Saya melihat ulama yang dianggap di tengah-tengah yang bisa diterima semua kalangan itu nihil alias sulit ditemukan.

Aa Gym, UAS, Buya Yahya yang katanya berusaha bersikap ditengah-tengah, tidak memihak kepada pihak mana pun, nyatanya malah terindikasi lebih miring kepada golongan sebelah, daripada kaum Muslimin yang beragama secara moderat.

Begitu pun ulama sekaliber Habib Luthfi yang banyak Muhibbin-nya dan berusaha tidak berpolitik dukung mendukung seseorang atau pihak manapun, tetap saja oleh pihak sebelah dimusuhi, bahkan sampai difitnah. Hal yang sama terjadi juga pada Habib Syech Abdul Qodir yang setia berdakwah lewat sholawat, tapi tetap saja pihak radikal tidak menyukainya.
Cak Nun dengan Kyai Kanjengnya juga berusaha di tengah-tengah malah tidak diterima oleh pihak manapun.

Dalam catatan sejarah, KH. Hasyim Asy’ari dinilai berhasil menyatukan semua elemen umat Islam di Indonesia dalam wadah organisasi Masyumi. Tapi akhirnya NU dikhianati dan akhirnya keluar dari Masyumi. Cucunya, Gus Dur juga awalnya dianggap bisa diterima semua pihak, namun akhirnya dikhianati juga oleh pihak-pihak yang haus kekuasaan.

Jadi berada di tengah-tengah itu bukanlah hal yang mudah dan tidak pula selalu baik akibatnya. Bisa jadi dia dikesankan sebagai orang yang plin-plan, tidak punya pendirian. benarlah apa yang dikatakan oleh sebuah pepatah :
رضا الناس غاية لا تدرك
“ridhoNya semua manusia itu adalah suatu tujuan yang tidak mungkin tercapai.”
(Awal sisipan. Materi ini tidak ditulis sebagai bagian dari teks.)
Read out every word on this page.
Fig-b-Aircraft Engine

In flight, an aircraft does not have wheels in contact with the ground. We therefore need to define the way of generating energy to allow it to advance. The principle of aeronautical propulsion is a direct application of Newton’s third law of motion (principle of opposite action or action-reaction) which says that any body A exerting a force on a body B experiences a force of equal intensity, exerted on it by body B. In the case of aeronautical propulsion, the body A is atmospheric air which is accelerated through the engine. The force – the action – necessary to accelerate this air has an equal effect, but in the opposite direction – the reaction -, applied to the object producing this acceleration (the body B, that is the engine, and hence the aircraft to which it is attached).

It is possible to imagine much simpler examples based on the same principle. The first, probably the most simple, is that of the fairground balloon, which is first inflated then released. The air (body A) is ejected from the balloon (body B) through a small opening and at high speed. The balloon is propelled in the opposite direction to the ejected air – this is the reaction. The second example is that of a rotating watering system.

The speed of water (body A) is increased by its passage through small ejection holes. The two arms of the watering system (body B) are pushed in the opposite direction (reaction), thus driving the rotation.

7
Umat Islam di dunia bisa terlihat bersatu kalau ada bencana, penistaan Islam, serta dalam ibadah haji dan umrah; itu pun masih ada perbedaan dalam cara sholatnya, batal wudhunya serta pelaksanaan ibadah haji dan umrahnya berdasarkan madzhab masing-masing. Selain itu juga mereka bisa bersatu jika ada penindasan terhadap kaum Muslimin seperti di Palestina, Selandia Baru dan sebagainya, selama tidak ditunggangi kepentingan pihak tertentu.
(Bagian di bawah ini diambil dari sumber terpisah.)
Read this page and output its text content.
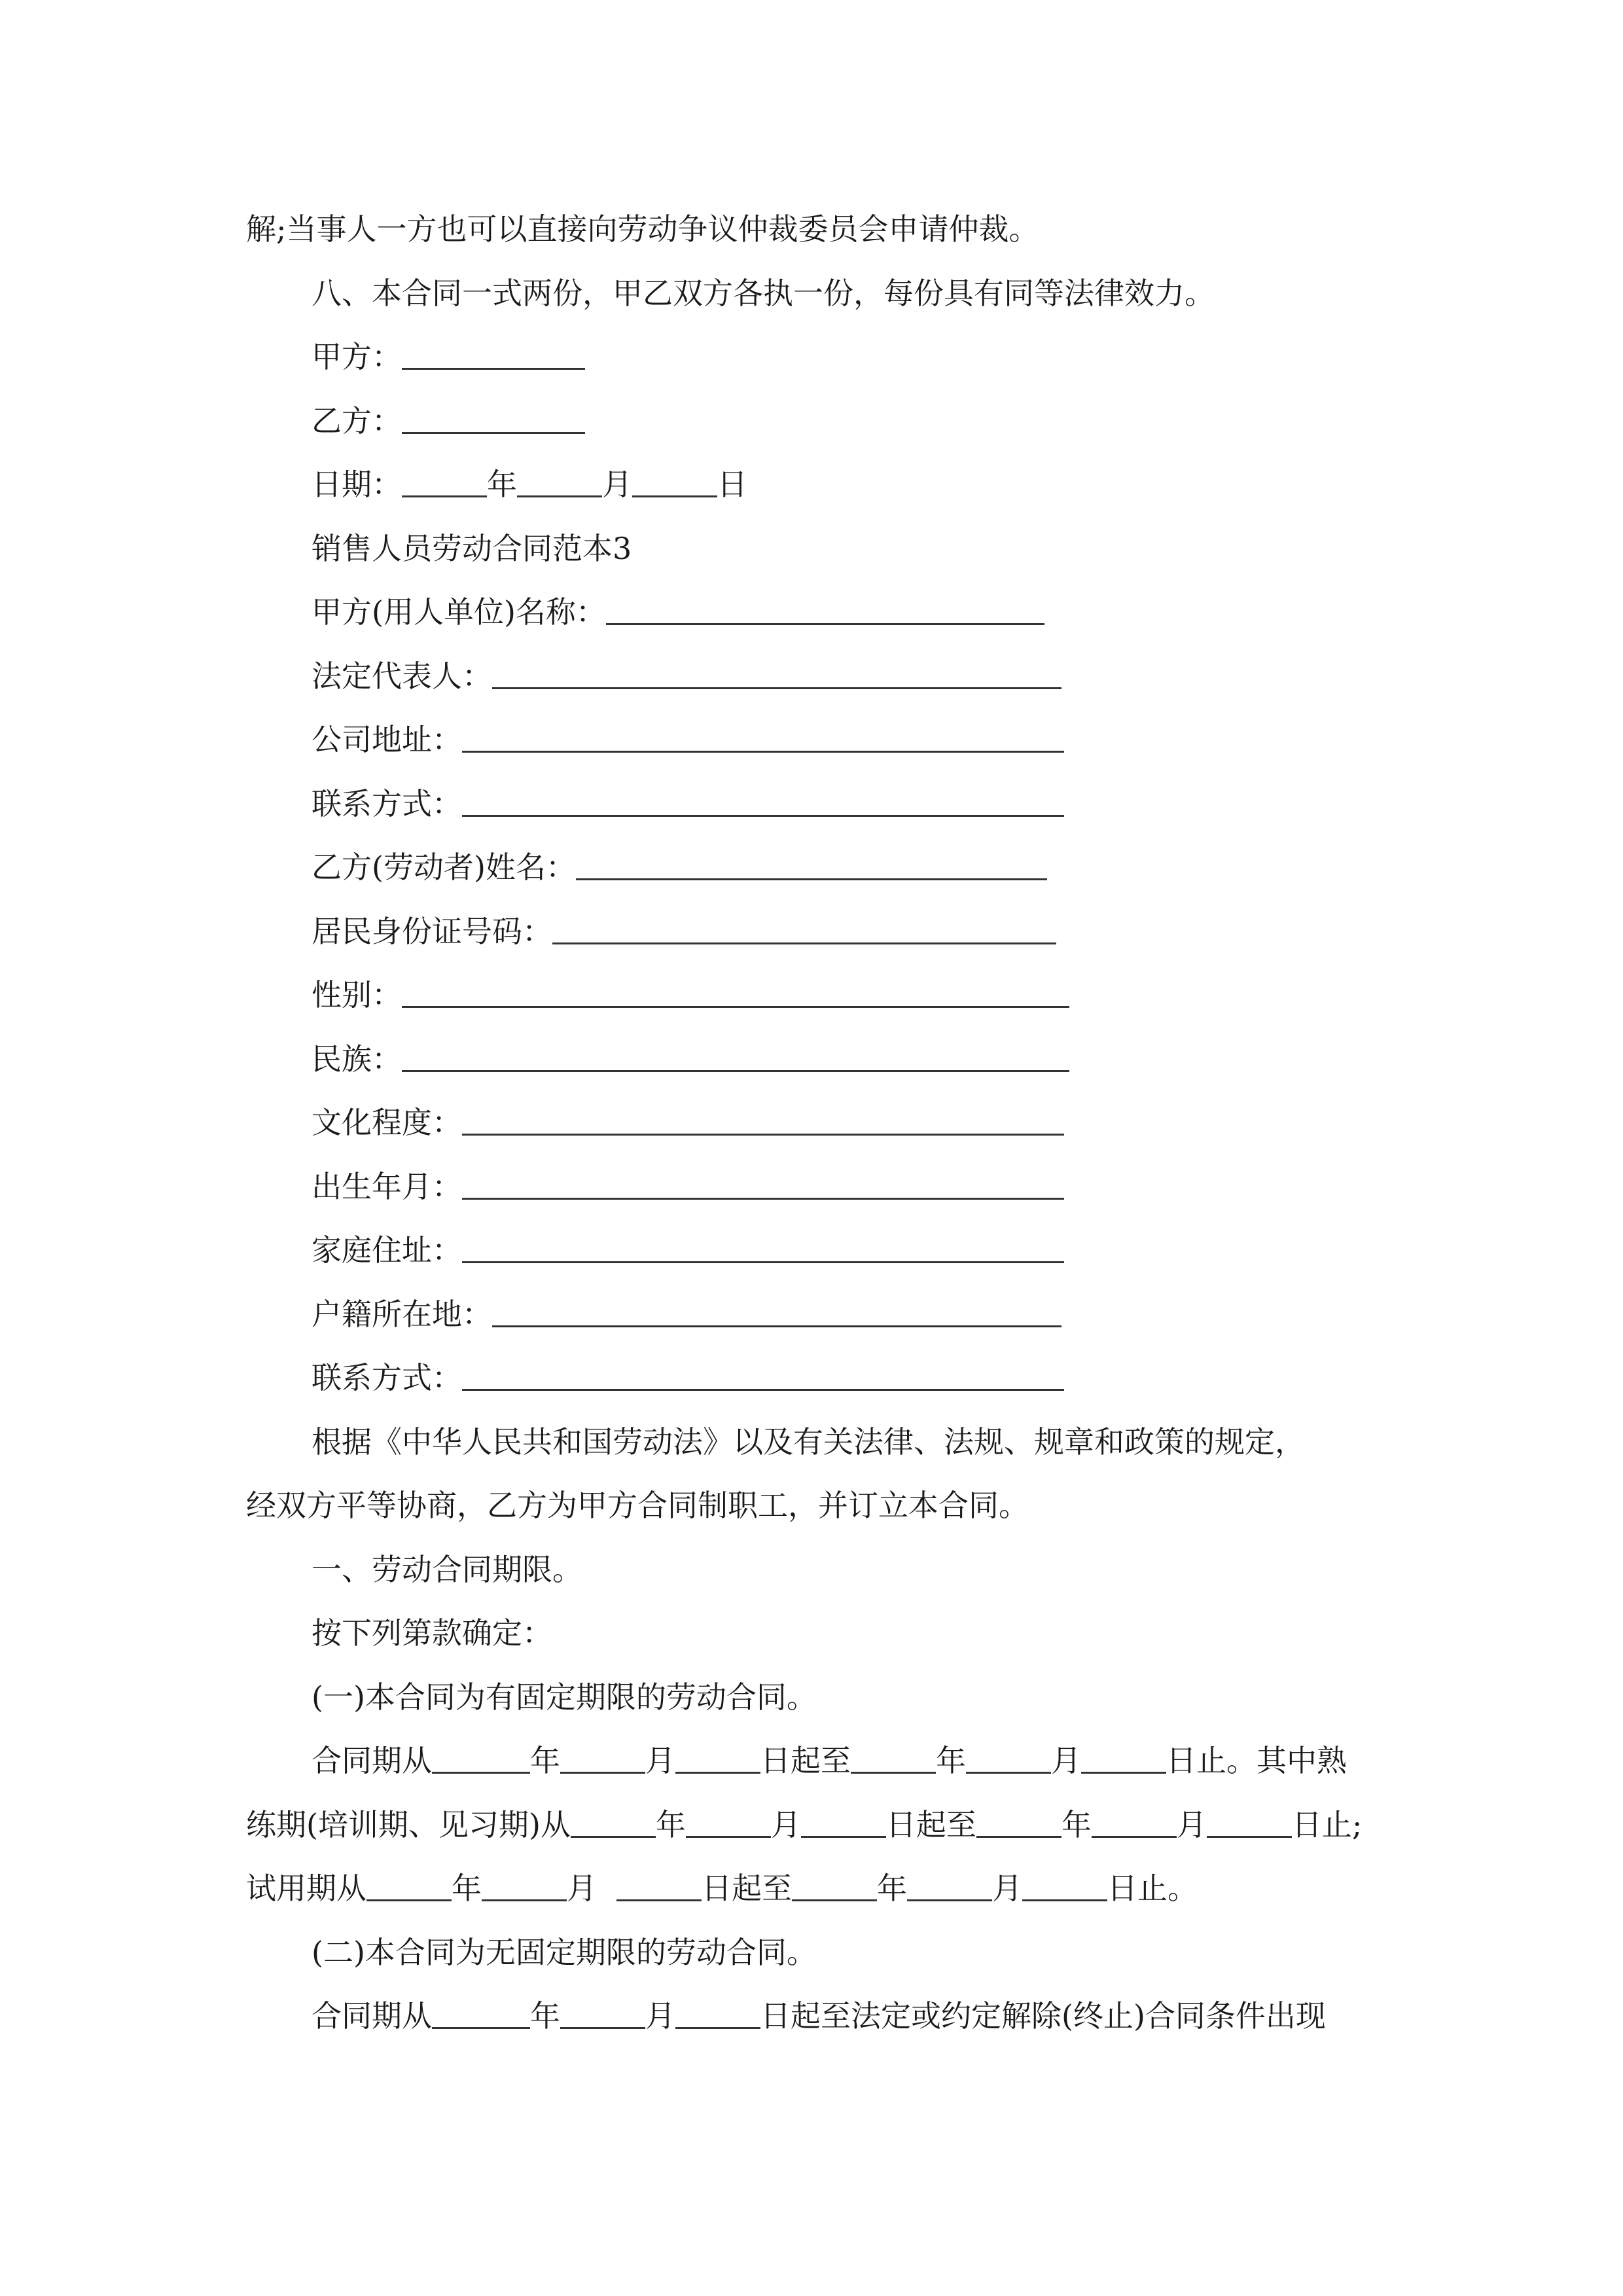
解;当事人一方也可以直接向劳动争议仲裁委员会申请仲裁。
八、本合同一式两份，甲乙双方各执一份，每份具有同等法律效力。
甲方：
乙方：
日期：	年	月	日
销售人员劳动合同范本3
甲方(用人单位)名称：
法定代表人：
公司地址：
联系方式：
乙方(劳动者)姓名：
居民身份证号码：
性别：
民族：
文化程度：
出生年月：
家庭住址：
户籍所在地：
联系方式：
根据《中华人民共和国劳动法》以及有关法律、法规、规章和政策的规定，
经双方平等协商，乙方为甲方合同制职工，并订立本合同。
一、劳动合同期限。
按下列第款确定：
(一)本合同为有固定期限的劳动合同。
合同期从	年	月	日起至	年	月	日止。其中熟
练期(培训期、见习期)从	年	月	日起至	年	月	日止;
试用期从	年	月	日起至	年	月	日止。
(二)本合同为无固定期限的劳动合同。
合同期从	年	月	日起至法定或约定解除(终止)合同条件出现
Maka, yang tepat adalah Istiqomah memegang prinsip yang baik, sesuai dengan tuntunan agama, selaras dengan akal sehat, dan cocok dengan hati nurani. Umat Islam tidak boleh dilarang berbeda organisasi atau partai. Yang penting jangan sampai bertengkar, polarisasi (gontok-gontokan), atau perang saudara. Karena dalam Al-Qur’an juga ditegaskan bahwa ALLAH tidak melarang adanya perbedaan, selama bisa menghargai satu sama lain (Q.S. Hud: 118-119), tidak berpecah belah alias konflik satu sama lain (Q.S. Ali Imran : 103).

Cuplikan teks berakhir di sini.